Generically, I suppose, "Herbie: Fully Loaded" decodes into a girlpower essay, feeble in its reach, unconvincing in its execution, cute in its tone, endless in its unspooling. Lohan plays Maggie Peyton, a young woman with racing in her blood, as her dad (the underused Michael Keaton) is a former champ. But he's putting all his money behind his son's racing career, whereas she's the one who inherited the reflexes and the will to race. But, as a college graduation gift, Ray lets her buy a $75 junker in an auto graveyard, and as fate would have it, that's where famous No. 53, which got Dean Jones in multiple winner's circles back in the '60s, has gone to die. But Herbie is the Beetle too tough for extinction and, having a will of his own, forces the young woman to choose him, then reveals his genius for racing in cute ways.

The movie is set up to spotlight infantile dramatizations of real-world problems, then not acknowledge them: The Peyton clan is completely dysfunctional, but the movie addresses this only by indirection; Papa Ray is one of those hidebound traditionalists who thinks he can insist that his daughter be a certain thing, as opposed to letting her be what her nature demands.

But he's not the villain. That role goes to another absurd conceit, a NASCAR champ named Trip Murphy (Matt Dillon) who, beaten in a pickup race by Herbie with Maggie hanging on for dear life, conceives a vendetta against the car and the young woman. The sexual innuendo here -- handsome older man, extremely seductive younger woman, relationship full of hostility and intimidation -- is all the more powerful for the movie's utter inability to face it. I'm thinking: Why don't they just get a room? Frankly there's a lot more heat between these two, separated by taboo and tradition, than between Lohan and her nominal if puppy-like love interest, played by the unexceptional Justin Long.

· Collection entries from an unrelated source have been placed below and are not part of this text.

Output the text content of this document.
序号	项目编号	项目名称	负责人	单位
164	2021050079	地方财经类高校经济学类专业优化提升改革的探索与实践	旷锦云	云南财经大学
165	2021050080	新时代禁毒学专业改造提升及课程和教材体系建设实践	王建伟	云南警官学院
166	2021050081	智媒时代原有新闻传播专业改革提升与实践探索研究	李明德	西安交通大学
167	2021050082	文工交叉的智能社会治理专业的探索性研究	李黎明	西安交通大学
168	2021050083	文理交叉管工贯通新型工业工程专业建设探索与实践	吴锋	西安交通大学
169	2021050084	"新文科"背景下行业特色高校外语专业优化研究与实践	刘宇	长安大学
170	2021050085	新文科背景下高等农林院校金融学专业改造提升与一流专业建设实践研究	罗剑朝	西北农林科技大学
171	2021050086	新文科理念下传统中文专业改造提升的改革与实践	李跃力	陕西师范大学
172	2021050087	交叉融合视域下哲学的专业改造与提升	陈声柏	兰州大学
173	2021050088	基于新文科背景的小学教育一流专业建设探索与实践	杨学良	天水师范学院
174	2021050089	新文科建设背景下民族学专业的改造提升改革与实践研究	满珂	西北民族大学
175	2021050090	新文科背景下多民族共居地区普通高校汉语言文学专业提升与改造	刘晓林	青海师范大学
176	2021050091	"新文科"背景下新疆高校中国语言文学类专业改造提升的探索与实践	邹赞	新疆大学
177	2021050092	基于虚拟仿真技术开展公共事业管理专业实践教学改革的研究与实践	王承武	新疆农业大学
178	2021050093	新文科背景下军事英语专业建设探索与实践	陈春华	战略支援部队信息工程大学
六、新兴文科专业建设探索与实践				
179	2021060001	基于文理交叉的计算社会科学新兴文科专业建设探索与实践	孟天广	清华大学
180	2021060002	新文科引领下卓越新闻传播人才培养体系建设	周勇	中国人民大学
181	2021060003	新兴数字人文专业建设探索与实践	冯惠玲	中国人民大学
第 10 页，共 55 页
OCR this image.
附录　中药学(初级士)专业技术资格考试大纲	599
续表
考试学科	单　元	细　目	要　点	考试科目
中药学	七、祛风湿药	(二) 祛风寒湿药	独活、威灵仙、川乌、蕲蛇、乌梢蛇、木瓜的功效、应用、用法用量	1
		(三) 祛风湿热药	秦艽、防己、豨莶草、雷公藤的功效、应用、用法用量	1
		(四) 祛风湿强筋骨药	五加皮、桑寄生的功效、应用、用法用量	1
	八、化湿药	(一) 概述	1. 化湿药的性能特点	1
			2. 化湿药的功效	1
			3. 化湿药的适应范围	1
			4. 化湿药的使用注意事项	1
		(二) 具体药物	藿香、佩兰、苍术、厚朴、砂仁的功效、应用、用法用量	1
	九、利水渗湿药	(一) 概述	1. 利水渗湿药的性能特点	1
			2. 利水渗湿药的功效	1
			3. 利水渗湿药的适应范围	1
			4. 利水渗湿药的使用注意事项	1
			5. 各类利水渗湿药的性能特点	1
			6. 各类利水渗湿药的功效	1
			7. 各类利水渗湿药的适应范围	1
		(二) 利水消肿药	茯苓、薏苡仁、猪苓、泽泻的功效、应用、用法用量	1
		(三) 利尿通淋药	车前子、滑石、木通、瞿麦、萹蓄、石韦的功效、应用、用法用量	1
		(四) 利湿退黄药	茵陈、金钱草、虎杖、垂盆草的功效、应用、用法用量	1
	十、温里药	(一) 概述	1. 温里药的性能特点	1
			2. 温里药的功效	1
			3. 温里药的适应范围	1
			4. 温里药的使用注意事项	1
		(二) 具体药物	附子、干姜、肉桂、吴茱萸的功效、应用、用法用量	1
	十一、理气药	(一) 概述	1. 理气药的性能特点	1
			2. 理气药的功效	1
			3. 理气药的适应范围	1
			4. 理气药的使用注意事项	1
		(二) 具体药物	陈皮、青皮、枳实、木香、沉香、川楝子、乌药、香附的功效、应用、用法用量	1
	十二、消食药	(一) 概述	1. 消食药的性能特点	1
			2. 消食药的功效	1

Of course all plot strains pull us toward the Big Race, where Maggie, astride Herbie, must race for all the dough against the evil Trip. Any doubts about the outcome? If so, you'd best quit reading now because I'm about to give it away.

You have to say: This is not right. The glory of sports is that anyone can beat anyone. A Jim Braddock can beat a Max Baer and a Max Schmeling can beat a Joe Lewis. Boston can run four straight on the Yankees. Harvard can beat Yale, 29 to 29. The Cobden Appleknockers can beat Carver. Oh, wait, no, Carver won that one. Anyhow, what makes sports real to people is the process by which, on a given day, the little guy can get lucky, find some heroism, find some guts and unbelievably win. And when that happens -- ever so rarely -- it's almost transcendental.

In this movie, the win comes because Herbie is magic. So what's the big deal in that? What's the accomplishment? Where's the heroism, the skill, the grit? It's not that Maggie is a good driver or that she has more guts than the vile Trip Murphy, it's that Herbie, via film trickery, can do things no car in history can do, such as go sideways -- how lame is that? -- on the cyclone fence so that his 180-horsepower engine can get by Trip with his 800 horses. It's just . . . ridiculous. Nobody's going to believe it. Nobody should have to.

Herbie: Fully Loaded (101 minutes, at area theaters) is rated G, despite sexual innuendo.